Zunächst werden in der Nähe von Bahnübergängen vier Baustelleneinrichtungsflächen angelegt: am Bahnhof Oberoderwitz, zwischen Ruppersdorf und Herrnhut, an der Friedensthaler Straße bei Strahwalde sowie „Am Steinbruch“ in Niedercunnersdorf. An diesen Plätzen werden die zuvor vor Ort in „Joche“ (maximal 25 Meter lange an den Schwellen montierte Schienenstränge) zerlegten Gleise demontiert, in Container verladen und abtransportiert. Insgesamt geht die DB Netz von circa 700 Lkw-Ladungen aus. Geplant ist, dass der Landkreis die von der Bahn angelegten Flächen gleich für den anschließenden Radwegbau übernimmt. Um Auswirkungen auf die Anwohner zu minimieren, sollen die Abbrucharbeiten nur tagsüber an Werktagen erfolgen. Die Bauzeiten sollen auch Rücksicht auf die Fauna – – vor allem Vögel, Fledermäuse und Amphibien – nehmen. Bei Wetterlagen, die Staubentstehung begünstigen, werden die „unmittelbaren Abbrucharbeiten“ unterbrochen.

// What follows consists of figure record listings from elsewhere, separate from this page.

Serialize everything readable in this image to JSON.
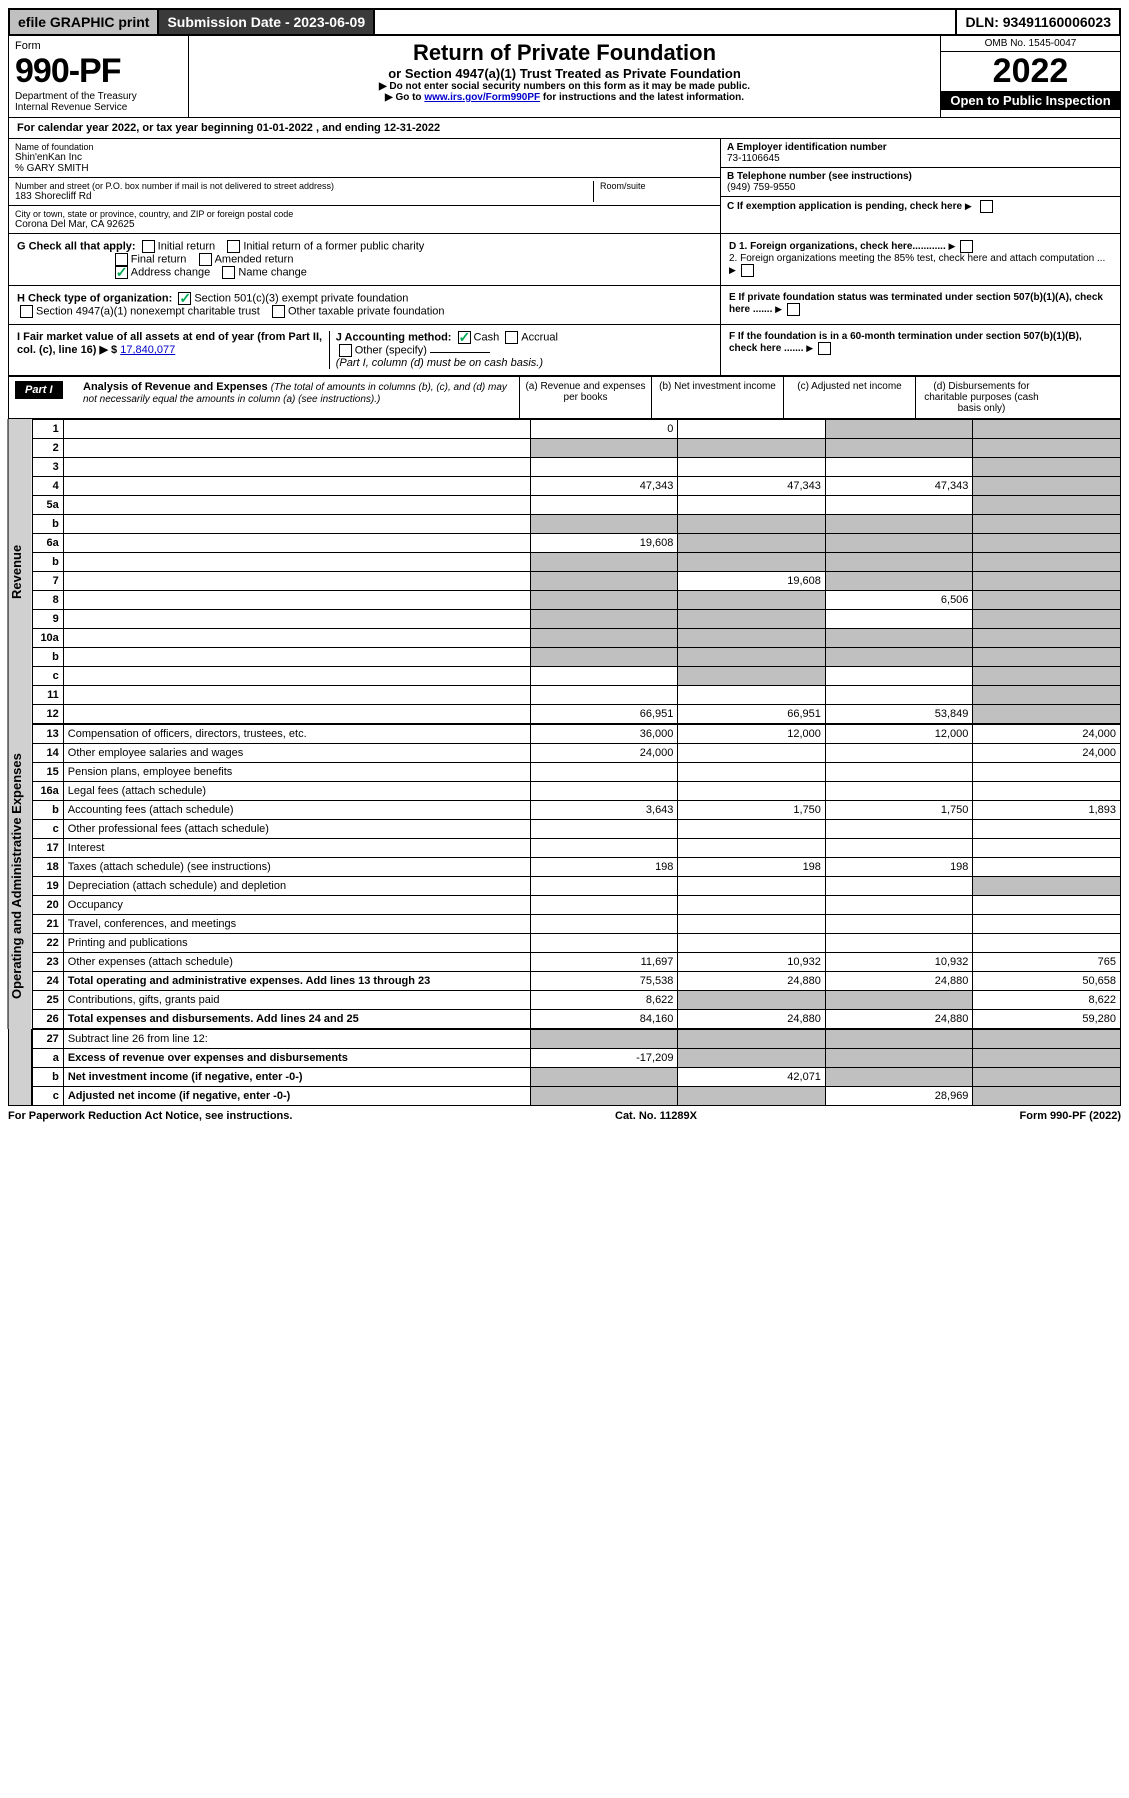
{
  "topbar": {
    "efile": "efile GRAPHIC print",
    "submission": "Submission Date - 2023-06-09",
    "dln": "DLN: 93491160006023"
  },
  "header": {
    "form_word": "Form",
    "form_num": "990-PF",
    "dept": "Department of the Treasury",
    "irs": "Internal Revenue Service",
    "title": "Return of Private Foundation",
    "subtitle": "or Section 4947(a)(1) Trust Treated as Private Foundation",
    "note1": "▶ Do not enter social security numbers on this form as it may be made public.",
    "note2_pre": "▶ Go to ",
    "note2_link": "www.irs.gov/Form990PF",
    "note2_post": " for instructions and the latest information.",
    "omb": "OMB No. 1545-0047",
    "year": "2022",
    "open": "Open to Public Inspection"
  },
  "calyear": {
    "text_pre": "For calendar year 2022, or tax year beginning ",
    "begin": "01-01-2022",
    "text_mid": " , and ending ",
    "end": "12-31-2022"
  },
  "info": {
    "name_label": "Name of foundation",
    "name": "Shin'enKan Inc",
    "care_of": "% GARY SMITH",
    "street_label": "Number and street (or P.O. box number if mail is not delivered to street address)",
    "street": "183 Shorecliff Rd",
    "room_label": "Room/suite",
    "city_label": "City or town, state or province, country, and ZIP or foreign postal code",
    "city": "Corona Del Mar, CA  92625",
    "a_label": "A Employer identification number",
    "a_val": "73-1106645",
    "b_label": "B Telephone number (see instructions)",
    "b_val": "(949) 759-9550",
    "c_label": "C If exemption application is pending, check here"
  },
  "checks": {
    "g_label": "G Check all that apply:",
    "g_opts": [
      "Initial return",
      "Initial return of a former public charity",
      "Final return",
      "Amended return",
      "Address change",
      "Name change"
    ],
    "h_label": "H Check type of organization:",
    "h_opt1": "Section 501(c)(3) exempt private foundation",
    "h_opt2": "Section 4947(a)(1) nonexempt charitable trust",
    "h_opt3": "Other taxable private foundation",
    "i_label": "I Fair market value of all assets at end of year (from Part II, col. (c), line 16) ▶ $",
    "i_val": "17,840,077",
    "j_label": "J Accounting method:",
    "j_cash": "Cash",
    "j_accrual": "Accrual",
    "j_other": "Other (specify)",
    "j_note": "(Part I, column (d) must be on cash basis.)",
    "d1": "D 1. Foreign organizations, check here............",
    "d2": "2. Foreign organizations meeting the 85% test, check here and attach computation ...",
    "e": "E If private foundation status was terminated under section 507(b)(1)(A), check here .......",
    "f": "F If the foundation is in a 60-month termination under section 507(b)(1)(B), check here ......."
  },
  "part1": {
    "label": "Part I",
    "title": "Analysis of Revenue and Expenses",
    "title_note": " (The total of amounts in columns (b), (c), and (d) may not necessarily equal the amounts in column (a) (see instructions).)",
    "col_a": "(a) Revenue and expenses per books",
    "col_b": "(b) Net investment income",
    "col_c": "(c) Adjusted net income",
    "col_d": "(d) Disbursements for charitable purposes (cash basis only)"
  },
  "side": {
    "rev": "Revenue",
    "exp": "Operating and Administrative Expenses"
  },
  "rows": [
    {
      "n": "1",
      "d": "",
      "a": "0",
      "b": "",
      "c": "",
      "bs": false,
      "cs": true,
      "ds": true
    },
    {
      "n": "2",
      "d": "",
      "a": "",
      "b": "",
      "c": "",
      "as": true,
      "bs": true,
      "cs": true,
      "ds": true,
      "bold_not": true
    },
    {
      "n": "3",
      "d": "",
      "a": "",
      "b": "",
      "c": "",
      "ds": true
    },
    {
      "n": "4",
      "d": "",
      "a": "47,343",
      "b": "47,343",
      "c": "47,343",
      "ds": true
    },
    {
      "n": "5a",
      "d": "",
      "a": "",
      "b": "",
      "c": "",
      "ds": true
    },
    {
      "n": "b",
      "d": "",
      "a": "",
      "b": "",
      "c": "",
      "as": true,
      "bs": true,
      "cs": true,
      "ds": true
    },
    {
      "n": "6a",
      "d": "",
      "a": "19,608",
      "b": "",
      "c": "",
      "bs": true,
      "cs": true,
      "ds": true
    },
    {
      "n": "b",
      "d": "",
      "a": "",
      "b": "",
      "c": "",
      "as": true,
      "bs": true,
      "cs": true,
      "ds": true
    },
    {
      "n": "7",
      "d": "",
      "a": "",
      "b": "19,608",
      "c": "",
      "as": true,
      "cs": true,
      "ds": true
    },
    {
      "n": "8",
      "d": "",
      "a": "",
      "b": "",
      "c": "6,506",
      "as": true,
      "bs": true,
      "ds": true
    },
    {
      "n": "9",
      "d": "",
      "a": "",
      "b": "",
      "c": "",
      "as": true,
      "bs": true,
      "ds": true
    },
    {
      "n": "10a",
      "d": "",
      "a": "",
      "b": "",
      "c": "",
      "as": true,
      "bs": true,
      "cs": true,
      "ds": true
    },
    {
      "n": "b",
      "d": "",
      "a": "",
      "b": "",
      "c": "",
      "as": true,
      "bs": true,
      "cs": true,
      "ds": true
    },
    {
      "n": "c",
      "d": "",
      "a": "",
      "b": "",
      "c": "",
      "bs": true,
      "ds": true
    },
    {
      "n": "11",
      "d": "",
      "a": "",
      "b": "",
      "c": "",
      "ds": true
    },
    {
      "n": "12",
      "d": "",
      "a": "66,951",
      "b": "66,951",
      "c": "53,849",
      "ds": true,
      "bold": true
    }
  ],
  "exp_rows": [
    {
      "n": "13",
      "d": "Compensation of officers, directors, trustees, etc.",
      "a": "36,000",
      "b": "12,000",
      "c": "12,000",
      "dv": "24,000"
    },
    {
      "n": "14",
      "d": "Other employee salaries and wages",
      "a": "24,000",
      "b": "",
      "c": "",
      "dv": "24,000"
    },
    {
      "n": "15",
      "d": "Pension plans, employee benefits",
      "a": "",
      "b": "",
      "c": "",
      "dv": ""
    },
    {
      "n": "16a",
      "d": "Legal fees (attach schedule)",
      "a": "",
      "b": "",
      "c": "",
      "dv": ""
    },
    {
      "n": "b",
      "d": "Accounting fees (attach schedule)",
      "a": "3,643",
      "b": "1,750",
      "c": "1,750",
      "dv": "1,893"
    },
    {
      "n": "c",
      "d": "Other professional fees (attach schedule)",
      "a": "",
      "b": "",
      "c": "",
      "dv": ""
    },
    {
      "n": "17",
      "d": "Interest",
      "a": "",
      "b": "",
      "c": "",
      "dv": ""
    },
    {
      "n": "18",
      "d": "Taxes (attach schedule) (see instructions)",
      "a": "198",
      "b": "198",
      "c": "198",
      "dv": ""
    },
    {
      "n": "19",
      "d": "Depreciation (attach schedule) and depletion",
      "a": "",
      "b": "",
      "c": "",
      "dv": "",
      "ds": true
    },
    {
      "n": "20",
      "d": "Occupancy",
      "a": "",
      "b": "",
      "c": "",
      "dv": ""
    },
    {
      "n": "21",
      "d": "Travel, conferences, and meetings",
      "a": "",
      "b": "",
      "c": "",
      "dv": ""
    },
    {
      "n": "22",
      "d": "Printing and publications",
      "a": "",
      "b": "",
      "c": "",
      "dv": ""
    },
    {
      "n": "23",
      "d": "Other expenses (attach schedule)",
      "a": "11,697",
      "b": "10,932",
      "c": "10,932",
      "dv": "765"
    },
    {
      "n": "24",
      "d": "Total operating and administrative expenses. Add lines 13 through 23",
      "a": "75,538",
      "b": "24,880",
      "c": "24,880",
      "dv": "50,658",
      "bold": true
    },
    {
      "n": "25",
      "d": "Contributions, gifts, grants paid",
      "a": "8,622",
      "b": "",
      "c": "",
      "dv": "8,622",
      "bs": true,
      "cs": true
    },
    {
      "n": "26",
      "d": "Total expenses and disbursements. Add lines 24 and 25",
      "a": "84,160",
      "b": "24,880",
      "c": "24,880",
      "dv": "59,280",
      "bold": true
    }
  ],
  "bottom_rows": [
    {
      "n": "27",
      "d": "Subtract line 26 from line 12:",
      "a": "",
      "b": "",
      "c": "",
      "dv": "",
      "as": true,
      "bs": true,
      "cs": true,
      "ds": true
    },
    {
      "n": "a",
      "d": "Excess of revenue over expenses and disbursements",
      "a": "-17,209",
      "b": "",
      "c": "",
      "dv": "",
      "bs": true,
      "cs": true,
      "ds": true,
      "bold": true
    },
    {
      "n": "b",
      "d": "Net investment income (if negative, enter -0-)",
      "a": "",
      "b": "42,071",
      "c": "",
      "dv": "",
      "as": true,
      "cs": true,
      "ds": true,
      "bold": true
    },
    {
      "n": "c",
      "d": "Adjusted net income (if negative, enter -0-)",
      "a": "",
      "b": "",
      "c": "28,969",
      "dv": "",
      "as": true,
      "bs": true,
      "ds": true,
      "bold": true
    }
  ],
  "footer": {
    "left": "For Paperwork Reduction Act Notice, see instructions.",
    "mid": "Cat. No. 11289X",
    "right": "Form 990-PF (2022)"
  }
}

Außer den politischen Konflikten mit den Befürwortern eines Erhalts der Bahnstrecke, die für das Planverfahren keine Bedeutung haben, gibt es insbesondere Konflikte mit dem Denkmalschutz. So fordert das Landesamt für Denkmalschutz, an möglichst vielen Stellen die Gleise zu erhalten und den Radweg parallel zu führen. Sämtliche technischen Ausrüstungsgegenstände, die zur Sicherung des Bahnbetriebes notwendig waren, sollen zudem erhalten bleiben. Die DB Netz lehnt es ab, diese Forderungen zu erfüllen: „Das Nebeneinander von Gleisen und Radweg ist aus unfalltechnischer Sicht nicht realistisch. Hinzu kommt, dass der Eigentümer die ungenutzten Gleise auf Dauer von Bewuchs freihalten und gegen Diebstahl und unbefugte Benutzung sichern müsste.“ Zudem erfordere die Sanierung der zu erhaltenden Brücken und Viadukte den Rückbau der Gleise. Ein Wiederaufbau sei absurd. Und auch Schranken und Andreaskreuze können aus Sicht der Bahn nicht bleiben, weil sich „dadurch verkehrsrechtlich problematische Situationen ergeben.“

Wie geht es jetzt weiter?

Die Auslegung der Planfeststellungsunterlagen hat bereits stattgefunden, im nächsten Schritt werden die Stellungnahmen der Träger öffentlicher Belange, zu denen auch die Anliegerkommunen gehören, sowie betroffener Bürger ausgewertet. Auch der Pro Herrnhuter Bahn e.V. hat eine Einwendung verfasst und erklärt dazu: „Der Abbau der Gleise bedeutet zwar noch nicht zwangsläufig das Ende der Strecke. Es werden dadurch aber Tatsachen geschaffen, die eine mögliche weitere Nutzung als Eisenbahnstrecke extrem unwahrscheinlich machen. Darum muss er verhindert werden!“ Je nach Umfang und Komplexität der Einwände kann es dazu kommen, dass ein Erörterungstermin anberaumt wird. Generell ist das Ende eines Planfeststellungsverfahrens schwer absehbar, da den Einwendern auch der Klageweg vor Gericht offensteht. Unabhängig davon ist die politische Entwicklung zu betrachten. Neben dem Görlitzer Kreistag haben auch schon der Gemeinderat von Oderwitz und der Stadtrat von Herrnhut den Radwegplänen zugestimmt. Aus Kottmar steht ein solcher Beschluss derzeit nicht in Aussicht. Der Pro Herrnhuter Bahn e.V. hält an seinen Plänen für eine Reaktivierung der Bahnstrecke fest und setzt dabei auch auf Unterstützung aus Tschechien, wo es ein starkes Interesse an grenzüberschreitenden Verbindungen gebe.